In some ways, Windows 11 has been the victim of bad timing, in that it started to mature in the market just as PC sales started to decline, according to Kleynhans.

“As with any new OS release, most people will get it first through the purchase of new hardware. Out of caution, businesses will even postpone that, downgrading new machines to the older OS for some period,” he said.

“The good news is that we are seeing most enterprises wrapping up their initial planning and testing and are moving into pilots,” Kleynhans said. “We expect that within the next quarter or so, new corporate purchases, such as they are, will mostly come in with Windows 11 and stay that way.

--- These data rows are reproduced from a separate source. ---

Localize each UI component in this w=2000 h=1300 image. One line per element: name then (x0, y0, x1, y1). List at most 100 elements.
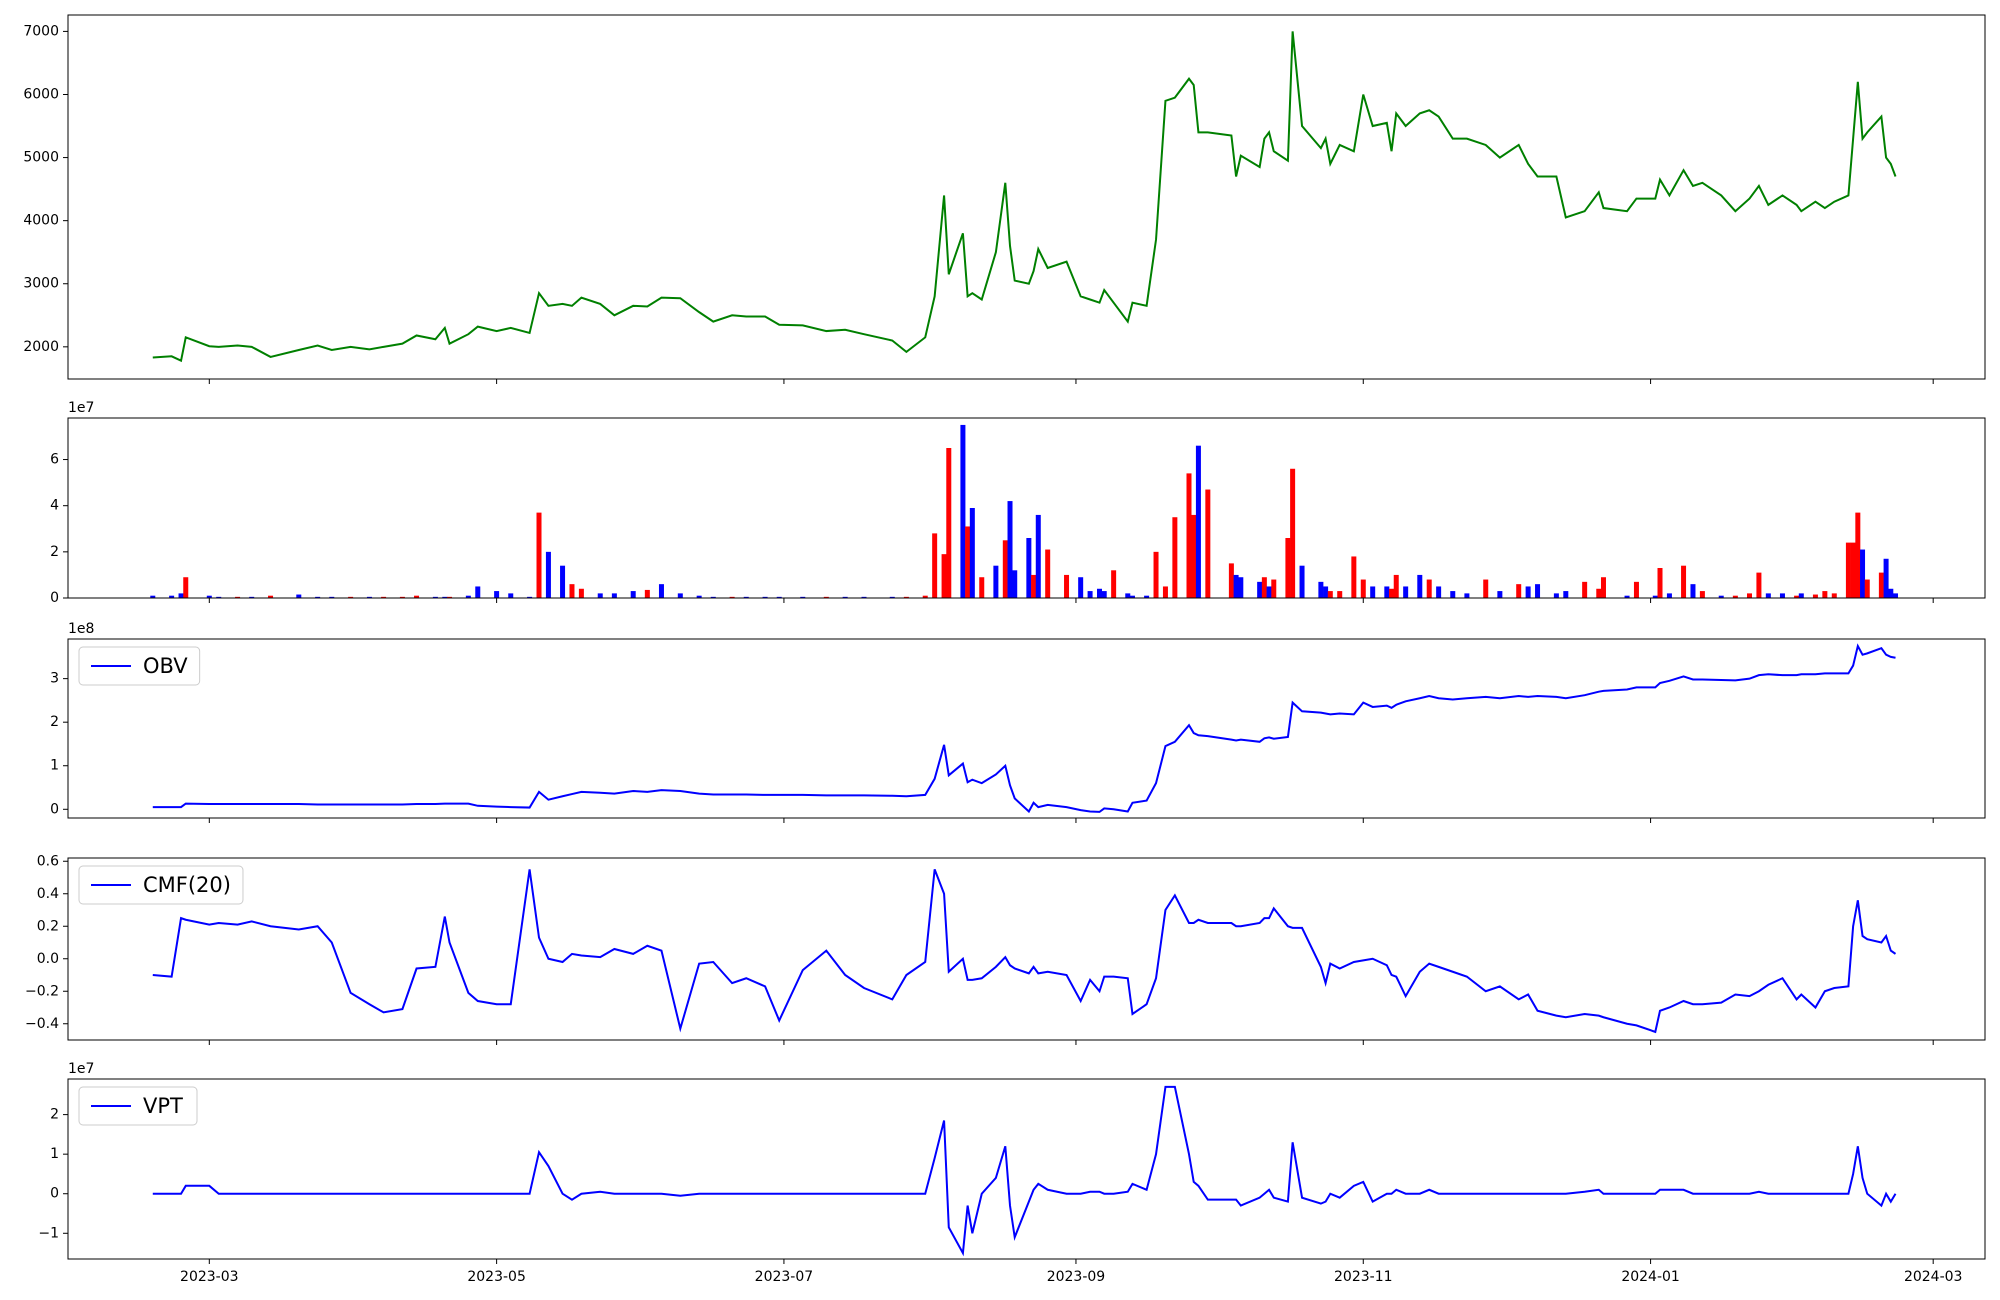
volume-bar (696, 595, 702, 598)
volume-bar (183, 577, 189, 598)
volume-bar (1351, 556, 1357, 598)
volume-bar (1125, 593, 1131, 598)
volume-bar (527, 596, 533, 598)
axis-offset-label: 1e8 (68, 621, 94, 637)
volume-bar (1186, 473, 1192, 598)
y-tick-label: −1 (38, 1225, 59, 1241)
volume-bar (1389, 588, 1395, 598)
volume-bar (206, 595, 212, 598)
volume-bar (249, 596, 255, 598)
volume-bar (1850, 542, 1856, 598)
volume-bar (658, 584, 664, 598)
y-tick-label: 7000 (23, 23, 59, 39)
y-tick-label: 0 (50, 590, 59, 606)
volume-bar (630, 591, 636, 598)
y-tick-label: 0 (50, 801, 59, 817)
y-tick-label: 0.4 (37, 886, 59, 902)
volume-bar (268, 595, 274, 598)
volume-bar (1228, 563, 1234, 598)
y-tick-label: 2 (50, 714, 59, 730)
volume-bar (178, 593, 184, 598)
volume-bar (1238, 577, 1244, 598)
volume-bar (1384, 586, 1390, 598)
legend-box (78, 646, 201, 686)
volume-bar (1195, 445, 1201, 598)
volume-bar (1191, 514, 1197, 598)
volume-bar (1393, 574, 1399, 598)
volume-bar (1794, 595, 1800, 598)
volume-bar (677, 593, 683, 598)
y-tick-label: 0.6 (37, 853, 59, 869)
volume-bar (1845, 542, 1851, 598)
x-tick-label: 2023-09 (1047, 1269, 1106, 1285)
volume-bar (800, 596, 806, 598)
volume-bar (842, 596, 848, 598)
volume-bar (296, 594, 302, 598)
line (152, 31, 1897, 363)
volume-bar (993, 565, 999, 598)
volume-bar (960, 424, 966, 598)
volume-bar (762, 596, 768, 598)
volume-bar (729, 596, 735, 598)
volume-bar (1878, 572, 1884, 598)
volume-bar (315, 596, 321, 598)
volume-bar (475, 586, 481, 598)
volume-bar (1798, 593, 1804, 598)
volume-bar (1855, 512, 1861, 598)
volume-bar (1657, 568, 1663, 598)
volume-bar (1883, 558, 1889, 598)
volume-bar (1261, 577, 1267, 598)
volume-bar (1337, 591, 1343, 598)
volume-bar (1718, 595, 1724, 598)
volume-bar (1582, 581, 1588, 598)
volume-bar (216, 596, 222, 598)
volume-bar (1497, 591, 1503, 598)
axis-offset-label: 1e7 (68, 1061, 94, 1077)
y-tick-label: 4000 (23, 213, 59, 229)
y-tick-label: 1 (50, 1146, 59, 1162)
volume-bar (1271, 579, 1277, 598)
y-tick-label: 2000 (23, 339, 59, 355)
legend-label: OBV (143, 654, 188, 678)
volume-bar (1426, 579, 1432, 598)
volume-bar (1290, 468, 1296, 598)
volume-bar (743, 596, 749, 598)
volume-bar (545, 551, 551, 598)
volume-bar (1172, 517, 1178, 598)
volume-bar (414, 595, 420, 598)
volume-bar (399, 596, 405, 598)
volume-bar (1327, 591, 1333, 598)
volume-bar (1888, 588, 1894, 598)
volume-bar (1535, 584, 1541, 598)
volume-bar (1822, 591, 1828, 598)
y-tick-label: 3 (50, 671, 59, 687)
volume-bar (1323, 586, 1329, 598)
volume-bar (611, 593, 617, 598)
volume-bar (447, 596, 453, 598)
x-tick-label: 2023-07 (755, 1269, 814, 1285)
volume-bar (1666, 593, 1672, 598)
volume-bar (979, 577, 985, 598)
volume-bar (1153, 551, 1159, 598)
volume-bar (1450, 591, 1456, 598)
volume-bar (169, 595, 175, 598)
volume-bar (1162, 586, 1168, 598)
y-tick-label: 4 (50, 498, 59, 514)
volume-bar (1403, 586, 1409, 598)
x-tick-label: 2023-03 (180, 1269, 239, 1285)
volume-bar (150, 595, 156, 598)
volume-bar (348, 596, 354, 598)
volume-bar (1525, 586, 1531, 598)
panel-frame (67, 14, 1986, 380)
volume-bar (1285, 538, 1291, 598)
line (152, 643, 1896, 814)
legend-box (78, 865, 244, 905)
volume-bar (1652, 595, 1658, 598)
y-tick-label: −0.4 (25, 1016, 59, 1032)
volume-bar (1078, 577, 1084, 598)
volume-bar (1624, 595, 1630, 598)
x-tick-label: 2023-05 (467, 1269, 526, 1285)
volume-bar (381, 596, 387, 598)
line (152, 869, 1897, 1034)
volume-bar (560, 565, 566, 598)
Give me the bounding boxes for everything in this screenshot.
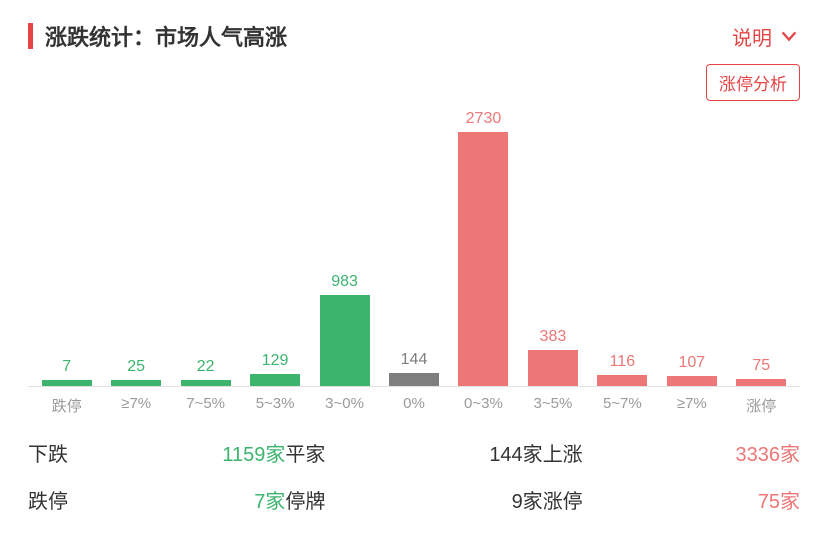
summary-value: 144家 bbox=[414, 438, 543, 467]
x-axis-label: 7~5% bbox=[171, 395, 240, 416]
bar-value: 129 bbox=[262, 352, 289, 370]
summary-label: 平家 bbox=[285, 438, 414, 467]
analysis-button-row: 涨停分析 bbox=[28, 64, 800, 101]
bar-value: 2730 bbox=[466, 110, 502, 128]
title-accent-bar bbox=[28, 23, 33, 49]
bar bbox=[667, 376, 717, 386]
x-axis-label: 5~3% bbox=[240, 395, 309, 416]
bar-value: 22 bbox=[197, 358, 215, 376]
bar-value: 983 bbox=[331, 273, 358, 291]
chevron-down-icon bbox=[778, 25, 800, 47]
bar-col: 983 bbox=[310, 107, 379, 386]
x-axis-label: ≥7% bbox=[101, 395, 170, 416]
explain-button[interactable]: 说明 bbox=[732, 22, 800, 51]
x-axis-label: 涨停 bbox=[727, 395, 796, 416]
summary-value: 9家 bbox=[414, 485, 543, 514]
bar-value: 7 bbox=[62, 358, 71, 376]
summary-label: 涨停 bbox=[543, 485, 672, 514]
summary-table: 下跌1159家平家144家上涨3336家跌停7家停牌9家涨停75家 bbox=[28, 438, 800, 514]
bar bbox=[458, 132, 508, 386]
bar-value: 25 bbox=[127, 358, 145, 376]
bar-col: 22 bbox=[171, 107, 240, 386]
summary-label: 跌停 bbox=[28, 485, 157, 514]
bar-col: 75 bbox=[727, 107, 796, 386]
bar bbox=[528, 350, 578, 386]
x-axis-label: 跌停 bbox=[32, 395, 101, 416]
page-title: 涨跌统计：市场人气高涨 bbox=[45, 20, 287, 52]
bar bbox=[597, 375, 647, 386]
x-axis-label: 0% bbox=[379, 395, 448, 416]
x-axis-label: 3~0% bbox=[310, 395, 379, 416]
bar-value: 75 bbox=[752, 357, 770, 375]
x-axis-label: 5~7% bbox=[588, 395, 657, 416]
bar-col: 107 bbox=[657, 107, 726, 386]
bar-col: 129 bbox=[240, 107, 309, 386]
bar-value: 107 bbox=[678, 354, 705, 372]
bar bbox=[320, 295, 370, 386]
summary-row: 下跌1159家平家144家上涨3336家 bbox=[28, 438, 800, 467]
summary-value: 1159家 bbox=[157, 438, 286, 467]
bar-col: 25 bbox=[101, 107, 170, 386]
x-axis-label: ≥7% bbox=[657, 395, 726, 416]
limit-up-analysis-button[interactable]: 涨停分析 bbox=[706, 64, 800, 101]
summary-value: 3336家 bbox=[671, 438, 800, 467]
bar bbox=[736, 379, 786, 386]
bar-col: 144 bbox=[379, 107, 448, 386]
updown-bar-chart: 7 25 22 129 983 144 2730 383 116 107 75 bbox=[28, 107, 800, 387]
chart-x-labels: 跌停≥7%7~5%5~3%3~0%0%0~3%3~5%5~7%≥7%涨停 bbox=[28, 387, 800, 416]
summary-label: 停牌 bbox=[285, 485, 414, 514]
x-axis-label: 3~5% bbox=[518, 395, 587, 416]
summary-label: 下跌 bbox=[28, 438, 157, 467]
explain-label: 说明 bbox=[732, 22, 772, 51]
bar-col: 2730 bbox=[449, 107, 518, 386]
bar-col: 383 bbox=[518, 107, 587, 386]
summary-value: 75家 bbox=[671, 485, 800, 514]
bar bbox=[389, 373, 439, 386]
bar-col: 7 bbox=[32, 107, 101, 386]
title-wrap: 涨跌统计：市场人气高涨 bbox=[28, 20, 287, 52]
bar bbox=[42, 380, 92, 386]
summary-label: 上涨 bbox=[543, 438, 672, 467]
bar-value: 116 bbox=[610, 353, 636, 371]
header: 涨跌统计：市场人气高涨 说明 bbox=[28, 20, 800, 52]
summary-row: 跌停7家停牌9家涨停75家 bbox=[28, 485, 800, 514]
bar bbox=[111, 380, 161, 386]
x-axis-label: 0~3% bbox=[449, 395, 518, 416]
bar bbox=[181, 380, 231, 386]
bar bbox=[250, 374, 300, 386]
bar-value: 383 bbox=[540, 328, 567, 346]
bar-value: 144 bbox=[401, 351, 428, 369]
summary-value: 7家 bbox=[157, 485, 286, 514]
bar-col: 116 bbox=[588, 107, 657, 386]
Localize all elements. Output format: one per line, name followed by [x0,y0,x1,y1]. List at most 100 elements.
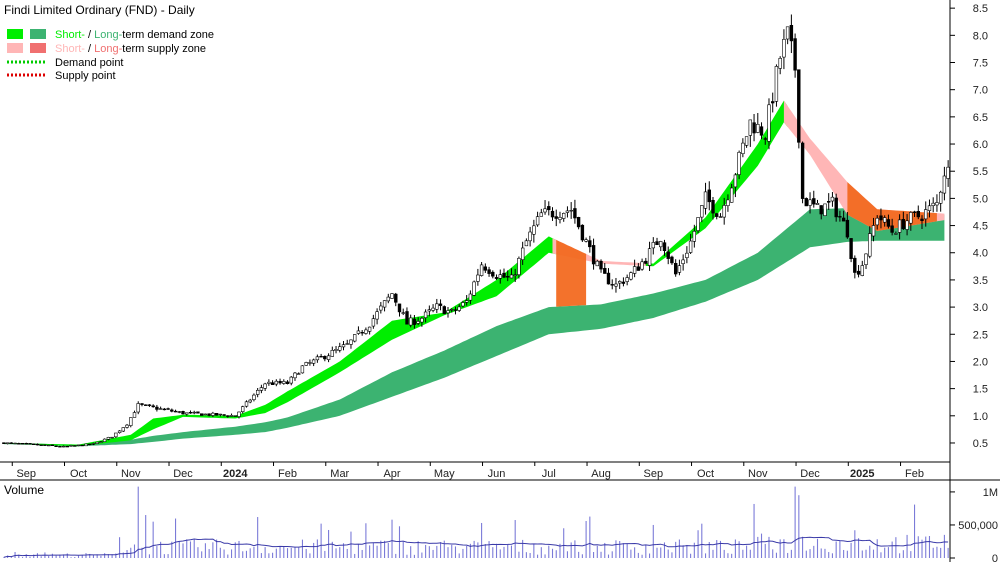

IT professionals don’t want to be facing a crunch in 2025 and are trying to be more proactive with getting Win 11 deployed, but there is no rush.”

Regardless of current uptake, there will be future versions of Windows. As to whether any will be called Windows 12, that depends on the whims of Microsoft’s marketing division, Kleynhans said.

In October, Microsoft confirmed it would be changing the cadence of OS updates. Large updates would take place every three years, but periodically the company will add new features and experiences in Windows 11, similar to the company’s  “feature experience packs” in the past. Those smaller, more frequent changes will be called “Moment” updates, Microsoft said.

“This really isn’t all that different or new as this was the way the Long Term Servicing and Server releases were handled,” Kleynhans said. “Tacking a public name on a version has a number of implications for the market, but it’s mostly useful for the consumer market where ‘new and improved’ helps sell new PCs. For the corporate market, the updates will continue to come once a year.”